Theaters became important social venues where one could interact with a great variety of people. Because London was a center of trade, it housed nobles, merchants, laborers, actors, artisans, and beggars alike from all over Europe, as well as from southwest Asia and northern Africa. A noble might pay extra to get a private box high up in a theater, while poorer people could pay one penny to be admitted to the theater’s yard as a “groundling,” standing for the duration of the play.
This theater culture had many detractors who believed that the mixing of peoples that happened in theaters was immoral and led to societal chaos. Anti-theatrical tracts were penned by Protestant and Catholic sects and certain government officials. Religious groups were wary of the close and oftentimes intimate proximity of so many human bodies. They also thought that audiences would not be able to discern the fictive elements of the theater and would be aroused or enchanted into dangerous passions by what they saw on stage. Government officials thought that spending money on public entertainment was frivolous, and was better spent on military, governmental, and religious undertakings.
Arden of Faversham is based on real-life events. On February 14, 1551, a woman named Alice Arden killed her husband Thomas so she could continue her affair with her lover, a tailor named Richard Moseby.
The main source available to the writer of Arden of Faversham was an account of the murder and trial given by Raphael Holinshed in The Chronicles of England, Scotlande, and Irelande, which the author touted as a comprehensive account of British history; it is commonly known as Holinshed’s Chronicles. It consists of three volumes, and the first edition was published in 1577. Holinshed’s Chronicles was an important source for British dramaturges.
The plot of Arden of Faversham follows Holinshed’s account very closely; even most of the names are the same. In both accounts, there are multiple bungled attempts on Arden’s life throughout various regions of England before the conspirators finally murder him in his home. Arden’s real-life murder was particularly gruesome: He was strangled, fatally bludgeoned, and then stabbed more than eight times by Alice before his body was dragged outside. Upon its discovery, Alice was immediately suspected. Due to her poor job cleaning up and hiding the instruments of murder, she was eventually compelled to confess and name her conspirators. Alice and her maid Elizabeth were tried, found guilty, and burned at the stake. Richard Moseby and his sister were hanged. All other co-conspirators were found guilty and executed in various ways. At the time it occurred, this murder was a scandal, and Holinshed’s Chronicles ensured that it would continue to be. Since Arden of Faversham was performed in the early 1590s, people in its audience may have remembered the murder firsthand.

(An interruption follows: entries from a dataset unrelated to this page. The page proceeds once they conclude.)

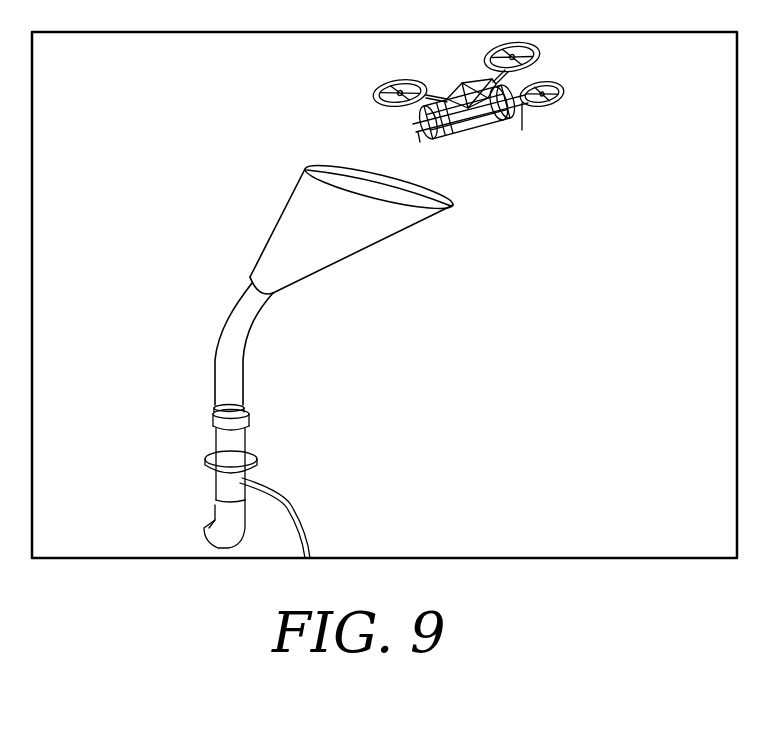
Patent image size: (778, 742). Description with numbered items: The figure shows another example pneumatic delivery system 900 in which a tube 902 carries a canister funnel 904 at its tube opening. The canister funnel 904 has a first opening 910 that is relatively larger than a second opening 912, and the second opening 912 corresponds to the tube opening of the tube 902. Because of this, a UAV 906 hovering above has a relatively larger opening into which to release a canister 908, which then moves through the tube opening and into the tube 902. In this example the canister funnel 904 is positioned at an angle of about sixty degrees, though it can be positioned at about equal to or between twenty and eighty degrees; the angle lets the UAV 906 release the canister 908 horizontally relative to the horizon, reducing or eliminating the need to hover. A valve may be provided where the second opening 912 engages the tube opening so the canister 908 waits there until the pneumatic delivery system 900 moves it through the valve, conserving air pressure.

The pneumatic delivery system 900 is at (145, 373).
The tube 902 is at (247, 428).
The canister funnel 904 is at (355, 237).
The UAV 906 is at (547, 73).
The canister 908 is at (540, 112).
The first opening 910 is at (327, 167).
The second opening 912 is at (250, 292).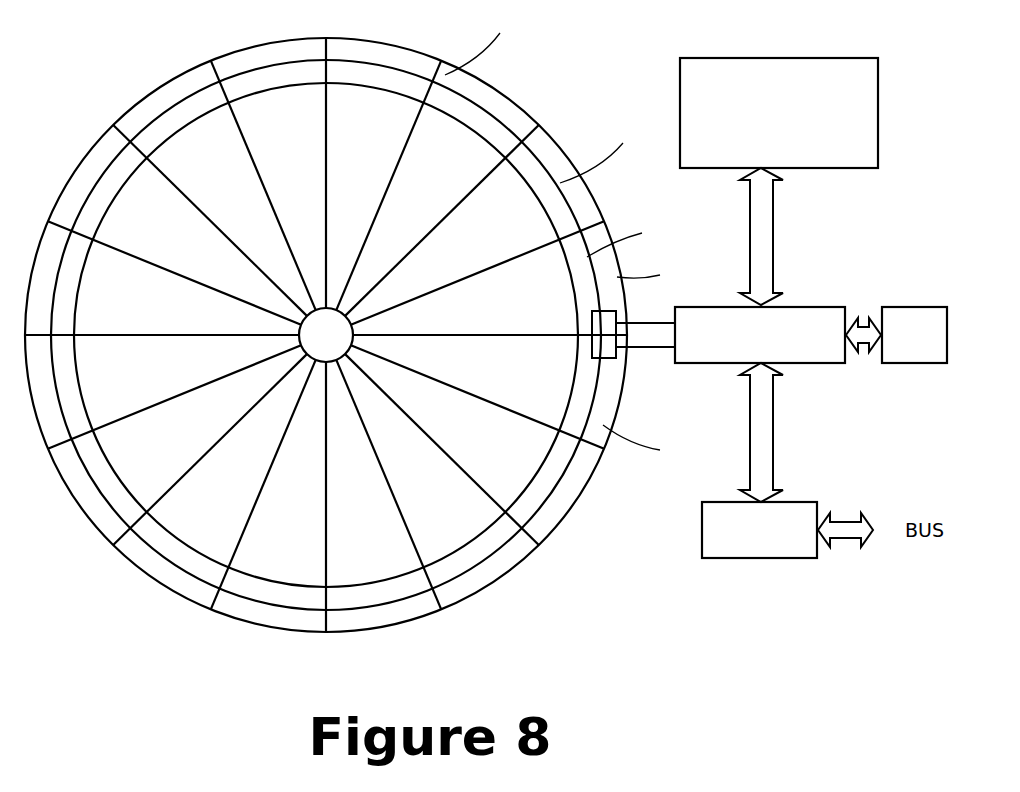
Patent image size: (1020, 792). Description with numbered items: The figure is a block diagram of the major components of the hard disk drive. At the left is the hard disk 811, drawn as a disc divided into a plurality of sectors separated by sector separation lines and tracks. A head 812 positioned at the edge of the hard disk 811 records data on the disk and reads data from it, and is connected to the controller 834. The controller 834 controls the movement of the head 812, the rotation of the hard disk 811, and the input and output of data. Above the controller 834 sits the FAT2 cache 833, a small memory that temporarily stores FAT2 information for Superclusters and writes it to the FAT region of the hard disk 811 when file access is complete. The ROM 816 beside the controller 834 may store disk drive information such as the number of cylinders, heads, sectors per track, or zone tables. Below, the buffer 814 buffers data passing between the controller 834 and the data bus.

The hard disk 811 is at (555, 530).
The head 812 is at (610, 355).
The buffer 814 is at (758, 560).
The ROM 816 is at (912, 305).
The FAT2 cache 833 is at (779, 113).
The controller 834 is at (803, 305).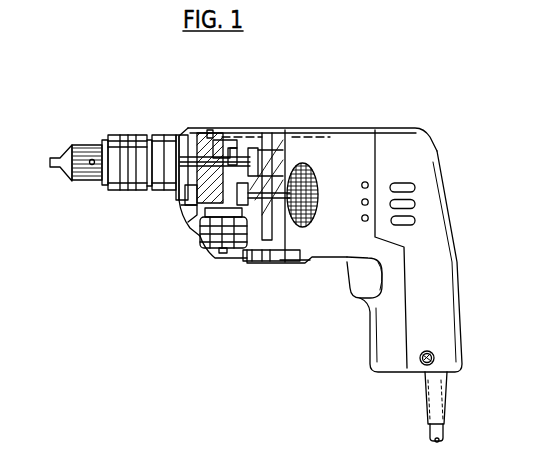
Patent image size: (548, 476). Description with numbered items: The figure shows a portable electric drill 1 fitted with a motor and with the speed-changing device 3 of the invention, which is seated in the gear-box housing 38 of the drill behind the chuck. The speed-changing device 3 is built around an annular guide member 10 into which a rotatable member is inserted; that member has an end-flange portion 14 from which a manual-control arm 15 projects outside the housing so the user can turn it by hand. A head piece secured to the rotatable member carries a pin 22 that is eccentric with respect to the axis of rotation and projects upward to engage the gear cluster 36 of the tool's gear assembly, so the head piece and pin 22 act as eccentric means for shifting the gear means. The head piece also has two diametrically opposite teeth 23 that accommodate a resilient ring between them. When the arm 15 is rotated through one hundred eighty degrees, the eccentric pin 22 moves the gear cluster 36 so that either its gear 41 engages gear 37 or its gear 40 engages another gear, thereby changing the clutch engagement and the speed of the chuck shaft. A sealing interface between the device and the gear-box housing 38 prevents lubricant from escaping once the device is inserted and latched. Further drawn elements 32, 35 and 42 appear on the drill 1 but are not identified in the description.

The portable electric drill 1 is at (441, 152).
The speed-changing device 3 is at (208, 262).
The annular guide member 10 is at (203, 238).
The end-flange portion 14 is at (212, 247).
The manual-control arm 15 is at (222, 252).
The pin 22 is at (250, 135).
The teeth 23 is at (200, 227).
The vent grille 32 is at (289, 172).
The chuck housing nose 35 is at (186, 134).
The gear cluster 36 is at (210, 125).
The gear 37 is at (277, 222).
The gear-box housing 38 is at (181, 212).
The gear 40 is at (200, 132).
The gear 41 is at (237, 150).
The clutch member 42 is at (222, 132).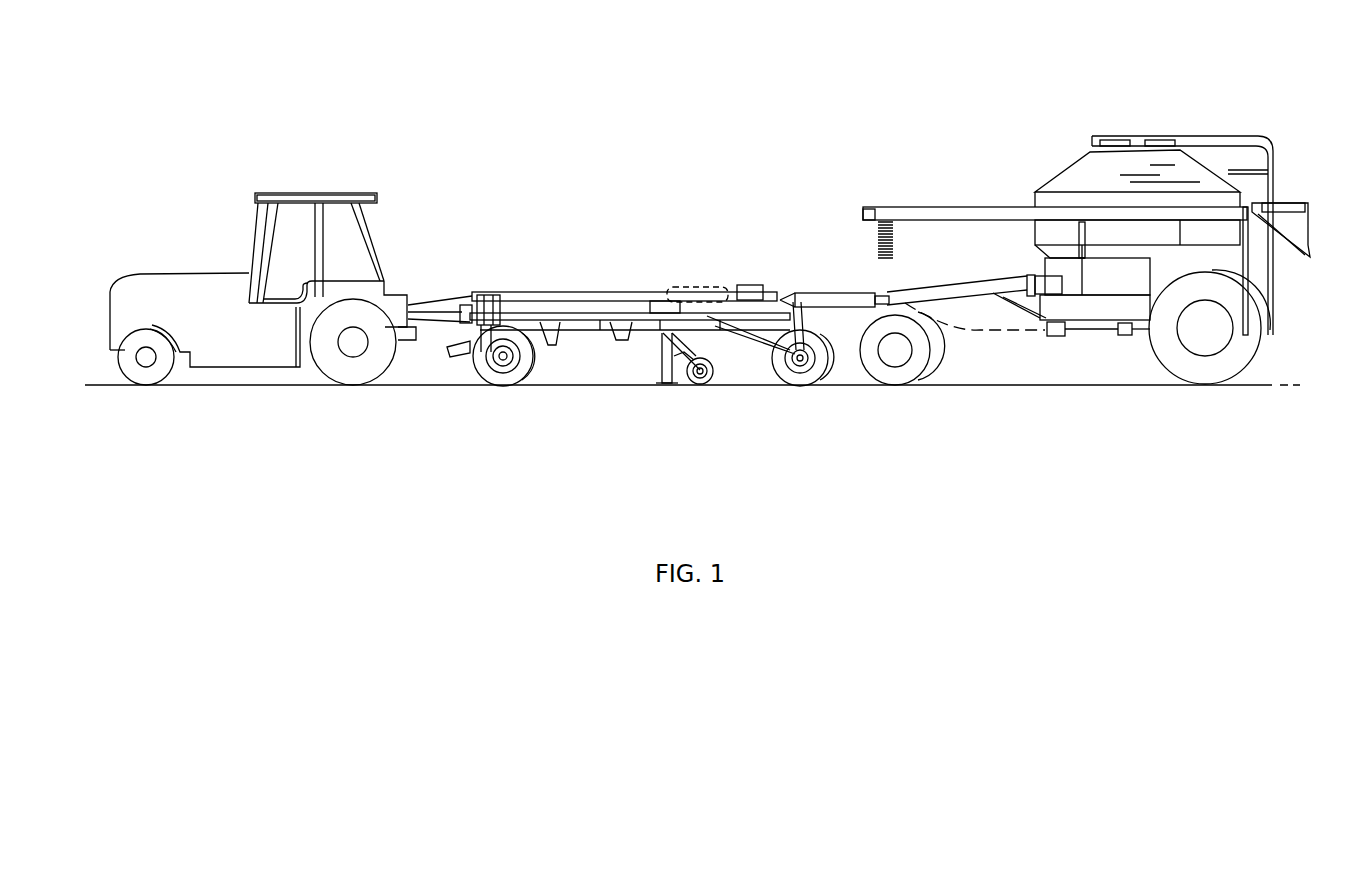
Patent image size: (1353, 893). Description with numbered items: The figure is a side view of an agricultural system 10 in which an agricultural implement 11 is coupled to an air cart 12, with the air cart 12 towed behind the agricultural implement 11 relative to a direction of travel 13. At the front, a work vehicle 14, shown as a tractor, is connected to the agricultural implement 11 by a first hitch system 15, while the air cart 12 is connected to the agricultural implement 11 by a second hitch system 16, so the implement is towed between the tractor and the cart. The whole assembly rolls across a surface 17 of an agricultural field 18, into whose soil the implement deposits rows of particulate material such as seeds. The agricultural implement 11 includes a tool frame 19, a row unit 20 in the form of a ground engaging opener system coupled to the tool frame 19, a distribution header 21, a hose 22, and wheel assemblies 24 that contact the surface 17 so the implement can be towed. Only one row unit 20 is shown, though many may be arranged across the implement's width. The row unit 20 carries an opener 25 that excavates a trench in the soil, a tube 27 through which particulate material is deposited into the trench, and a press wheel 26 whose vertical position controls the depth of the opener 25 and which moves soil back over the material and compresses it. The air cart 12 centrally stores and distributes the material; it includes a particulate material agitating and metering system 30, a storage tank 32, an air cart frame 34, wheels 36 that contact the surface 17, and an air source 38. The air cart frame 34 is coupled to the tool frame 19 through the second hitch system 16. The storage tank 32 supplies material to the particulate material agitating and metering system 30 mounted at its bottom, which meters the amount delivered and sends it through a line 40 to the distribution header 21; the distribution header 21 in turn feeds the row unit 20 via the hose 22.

The agricultural system 10 is at (1178, 68).
The agricultural implement 11 is at (545, 291).
The air cart 12 is at (1057, 134).
The direction of travel 13 is at (726, 193).
The work vehicle 14 is at (309, 178).
The first hitch system 15 is at (416, 292).
The second hitch system 16 is at (790, 298).
The surface 17 is at (1050, 388).
The agricultural field 18 is at (882, 491).
The tool frame 19 is at (647, 292).
The row unit 20 is at (655, 390).
The distribution header 21 is at (757, 285).
The hose 22 is at (705, 287).
The wheel assemblies 24 is at (497, 387).
The opener 25 is at (638, 369).
The press wheel 26 is at (718, 376).
The tube 27 is at (690, 388).
The particulate material agitating and metering system 30 is at (940, 355).
The storage tank 32 is at (1090, 170).
The air cart frame 34 is at (946, 287).
The wheels 36 is at (1203, 385).
The air source 38 is at (1253, 280).
The line 40 is at (985, 338).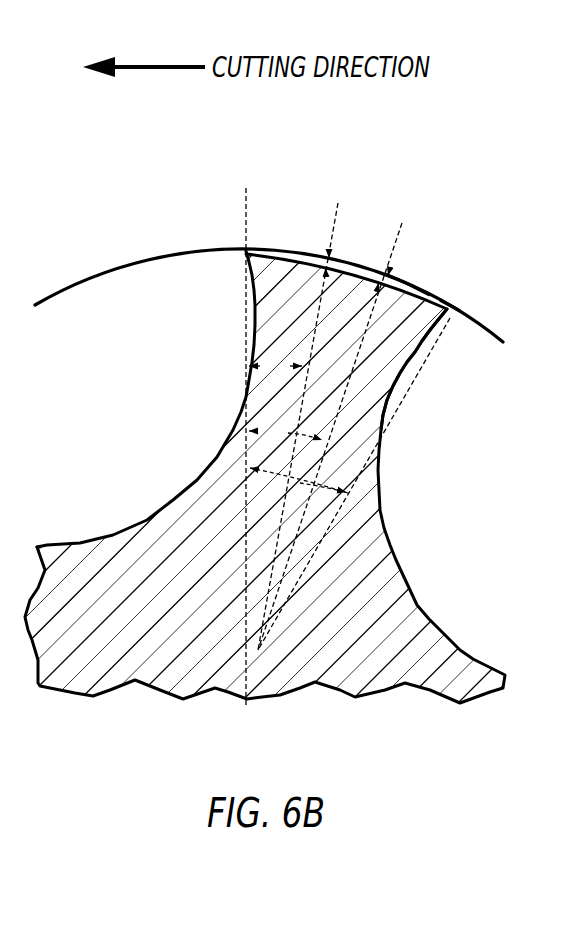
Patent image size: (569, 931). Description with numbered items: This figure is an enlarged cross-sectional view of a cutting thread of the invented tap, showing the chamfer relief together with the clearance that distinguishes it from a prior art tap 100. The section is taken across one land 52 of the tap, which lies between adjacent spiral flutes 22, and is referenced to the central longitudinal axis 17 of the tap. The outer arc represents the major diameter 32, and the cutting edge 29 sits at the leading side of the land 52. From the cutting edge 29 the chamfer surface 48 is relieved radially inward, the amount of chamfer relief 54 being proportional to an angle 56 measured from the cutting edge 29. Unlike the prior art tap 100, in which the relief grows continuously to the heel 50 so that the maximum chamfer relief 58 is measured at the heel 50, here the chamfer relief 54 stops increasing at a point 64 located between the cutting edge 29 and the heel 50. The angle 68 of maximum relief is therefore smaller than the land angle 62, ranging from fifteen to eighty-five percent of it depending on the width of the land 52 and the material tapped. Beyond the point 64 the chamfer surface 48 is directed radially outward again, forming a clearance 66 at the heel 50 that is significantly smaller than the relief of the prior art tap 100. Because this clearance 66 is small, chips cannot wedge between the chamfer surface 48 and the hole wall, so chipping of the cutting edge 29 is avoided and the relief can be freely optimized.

The prior art tap 100 is at (63, 192).
The spiral flutes 22 is at (430, 528).
The central longitudinal axis 17 is at (249, 704).
The cutting edge 29 is at (239, 258).
The major diameter 32 is at (209, 246).
The chamfer surface 48 is at (358, 278).
The heel 50 is at (450, 318).
The land 52 is at (382, 421).
The chamfer relief 54 is at (338, 203).
The angle 56 is at (275, 366).
The maximum chamfer relief 58 is at (402, 223).
The land angle 62 is at (322, 486).
The point 64 is at (392, 282).
The clearance 66 is at (455, 301).
The angle of maximum relief 68 is at (285, 433).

Arden of Faversham is the first known “domestic tragedy.” Standard, classical tragedy was established as far back as ancient Greece and involved an upper-class character such as a king or noble experiencing a reversal of fortune based on a fatal character flaw. In his Poetics, the ancient Greek philosopher Aristotle wrote that the purpose of tragedy was to incite pity and fear in the viewer, which eventually led to “catharsis,” or the release of emotions. Aristotle thought that watching elites undergo this fall would produce a greater emotional reaction in the audience.
In the early modern period, classical ideas and genres experienced a resurgence throughout Europe, including England. Domestic tragedy is a subgenre of the more general tragedy genre, in which the people experiencing a reversal are middle-class or lower-class people. In the 1500s and 1600s, there was a rising middle class in England due to the shift from a medieval feudal society to one based on trade and capitalism. Genre conventions also changed: The domestic tragedy featured the rise and fall of members of this new middle class. Unlike classical tragedy, the emotional effect of domestic tragedy is heightened because the viewers experience the downfall of a person who is not dissimilar from themselves.